Similarly, you can’t go wrong with any of at least three “Sons of Anarchy” actors here: Ron Perlman, Ryan Hurst and Kim Coates. Perlman was involved in one of the best scenes on any drama anywhere this season (Gemma’s confession in “Balm”), but Hurst and Coates were both sensational in showing Opie and Tig’s anguish over the murder of Opie’s wife. Splitting hairs at this point, but I guess I’d pick Ryan Hurst based on “the outlaw had mercy” scene.

So those were my four tough ensemble calls. (And I would have loved to make room for Taylor Kitsch and/or Michael B. Jordan from “Friday Night Lights,” but, again… brutal.)
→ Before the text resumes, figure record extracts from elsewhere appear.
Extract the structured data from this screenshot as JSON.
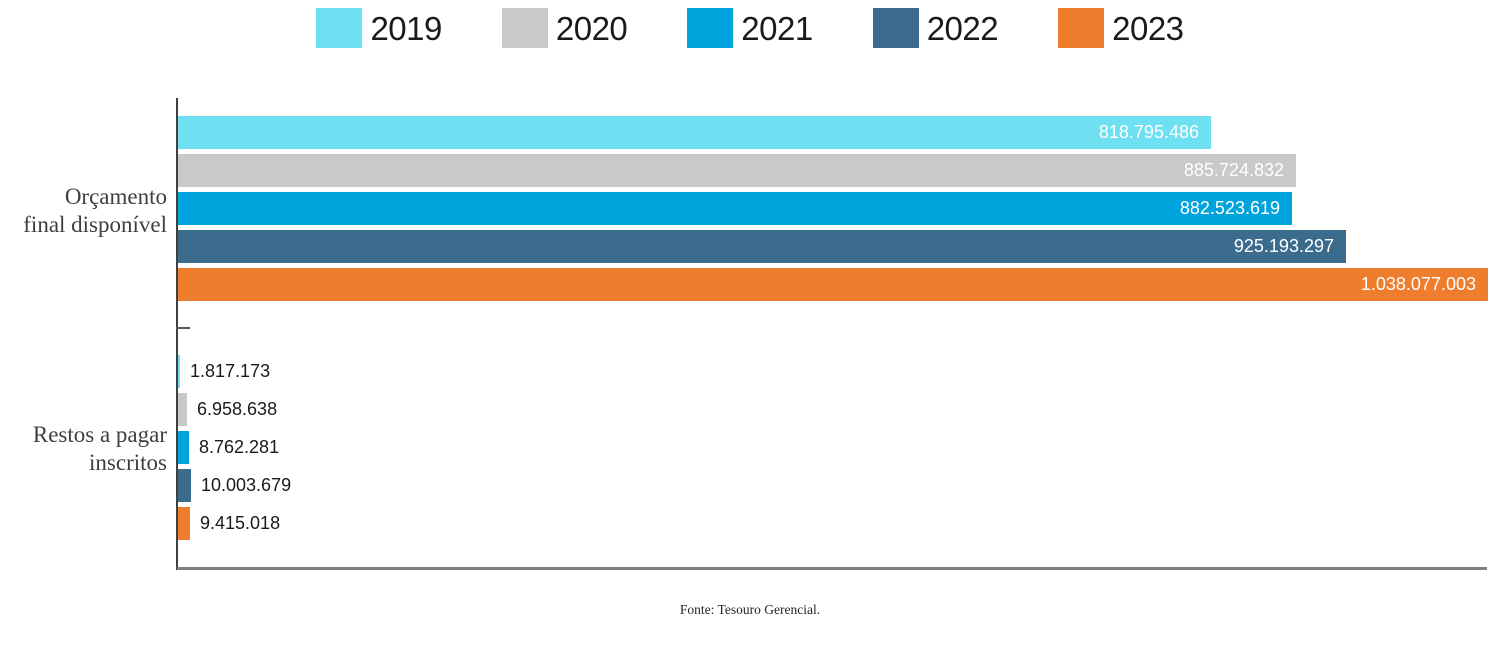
{
  "legend": {
    "items": [
      {
        "label": "2019",
        "color": "#6FDFF2"
      },
      {
        "label": "2020",
        "color": "#C9C9C9"
      },
      {
        "label": "2021",
        "color": "#00A3DC"
      },
      {
        "label": "2022",
        "color": "#3B6B8D"
      },
      {
        "label": "2023",
        "color": "#EE7D2E"
      }
    ]
  },
  "chart_data": {
    "type": "bar",
    "orientation": "horizontal",
    "categories": [
      "Orçamento final disponível",
      "Restos a pagar inscritos"
    ],
    "category_lines": [
      [
        "Orçamento",
        "final disponível"
      ],
      [
        "Restos a pagar",
        "inscritos"
      ]
    ],
    "series": [
      {
        "name": "2019",
        "color": "#6FDFF2",
        "values": [
          818795486,
          1817173
        ],
        "labels": [
          "818.795.486",
          "1.817.173"
        ]
      },
      {
        "name": "2020",
        "color": "#C9C9C9",
        "values": [
          885724832,
          6958638
        ],
        "labels": [
          "885.724.832",
          "6.958.638"
        ]
      },
      {
        "name": "2021",
        "color": "#00A3DC",
        "values": [
          882523619,
          8762281
        ],
        "labels": [
          "882.523.619",
          "8.762.281"
        ]
      },
      {
        "name": "2022",
        "color": "#3B6B8D",
        "values": [
          925193297,
          10003679
        ],
        "labels": [
          "925.193.297",
          "10.003.679"
        ]
      },
      {
        "name": "2023",
        "color": "#EE7D2E",
        "values": [
          1038077003,
          9415018
        ],
        "labels": [
          "1.038.077.003",
          "9.415.018"
        ]
      }
    ],
    "xlim": [
      0,
      1038077003
    ],
    "labels_inside_per_category": [
      true,
      false
    ],
    "legend_position": "top",
    "grid": false,
    "axis_color": "#404040",
    "value_label_inside_color": "#FFFFFF",
    "value_label_outside_color": "#1A1A1A"
  },
  "source": {
    "text": "Fonte:  Tesouro Gerencial."
  }
}
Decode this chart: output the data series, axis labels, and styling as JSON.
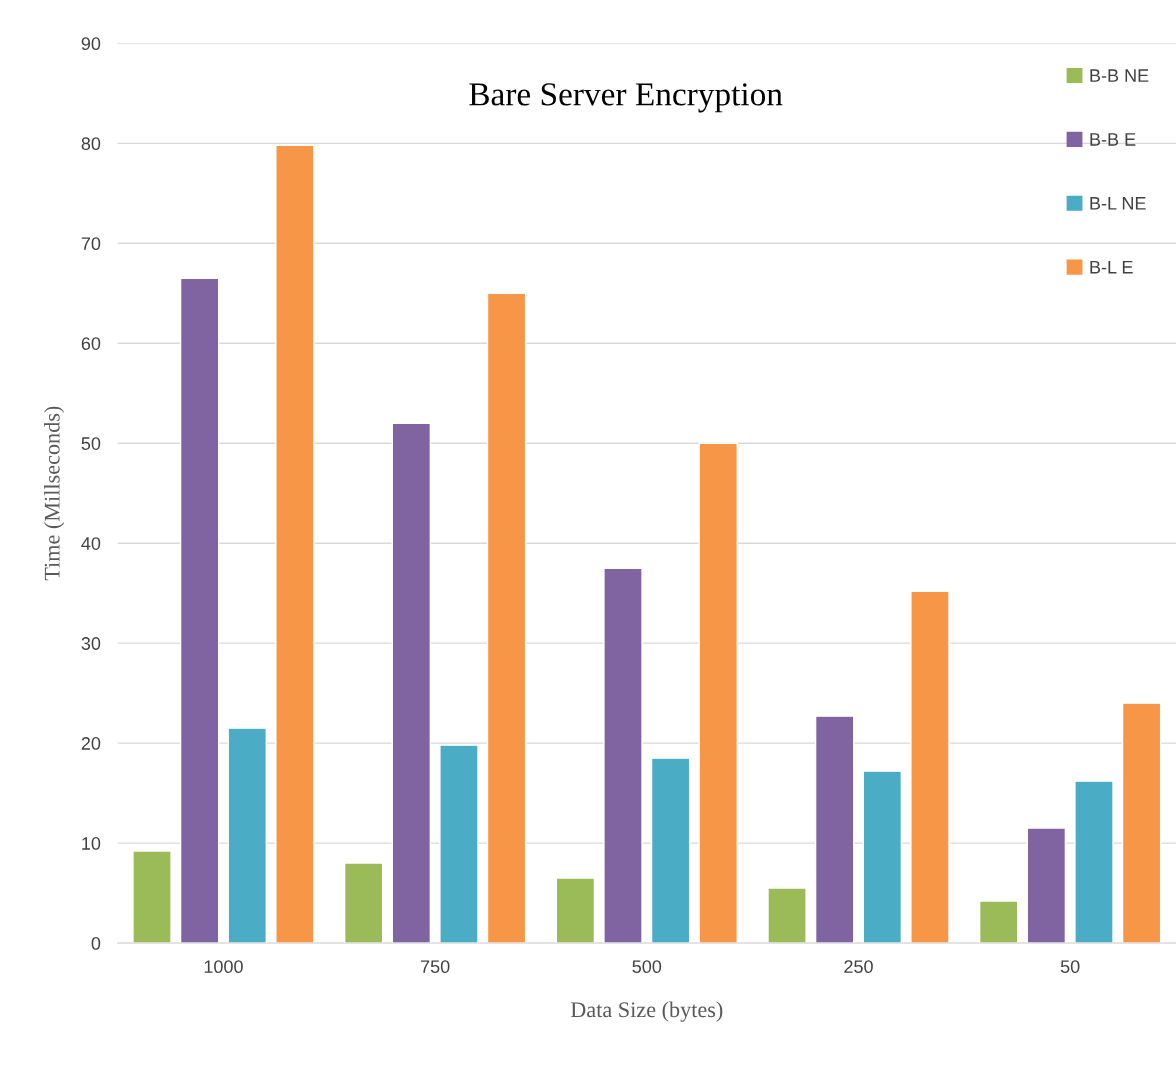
{
  "chart_data": {
    "type": "bar",
    "title": "Bare Server Encryption",
    "xlabel": "Data Size (bytes)",
    "ylabel": "Time (Millseconds)",
    "categories": [
      "1000",
      "750",
      "500",
      "250",
      "50"
    ],
    "series": [
      {
        "name": "B-B NE",
        "color": "#9bbb59",
        "values": [
          9.2,
          8.0,
          6.5,
          5.5,
          4.2
        ]
      },
      {
        "name": "B-B E",
        "color": "#8064a2",
        "values": [
          66.5,
          52.0,
          37.5,
          22.7,
          11.5
        ]
      },
      {
        "name": "B-L NE",
        "color": "#4bacc6",
        "values": [
          21.5,
          19.8,
          18.5,
          17.2,
          16.2
        ]
      },
      {
        "name": "B-L E",
        "color": "#f79646",
        "values": [
          79.8,
          65.0,
          50.0,
          35.2,
          24.0
        ]
      }
    ],
    "ylim": [
      0,
      90
    ],
    "yticks": [
      0,
      10,
      20,
      30,
      40,
      50,
      60,
      70,
      80,
      90
    ],
    "grid": "y",
    "legend": "top right"
  }
}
My other two slots goes to John Noble, who was so good I stuck with “Fringe” for far longer than the show itself held my interest; and to Andre Braugher, who was his usual splendid dramatic self when asked to be on “Men of a Certain Age,” while also turning out to be that sneaky show’s strongest comic weapon.
 

Tough omissions (beyond those mentioned above): John Goodman from “Treme,” Max Burkholder from “Parenthood” (who for some reason is listed as “Miles Bukholder” on the ballot) and Justin Chambers from “Grey’s Anatomy.”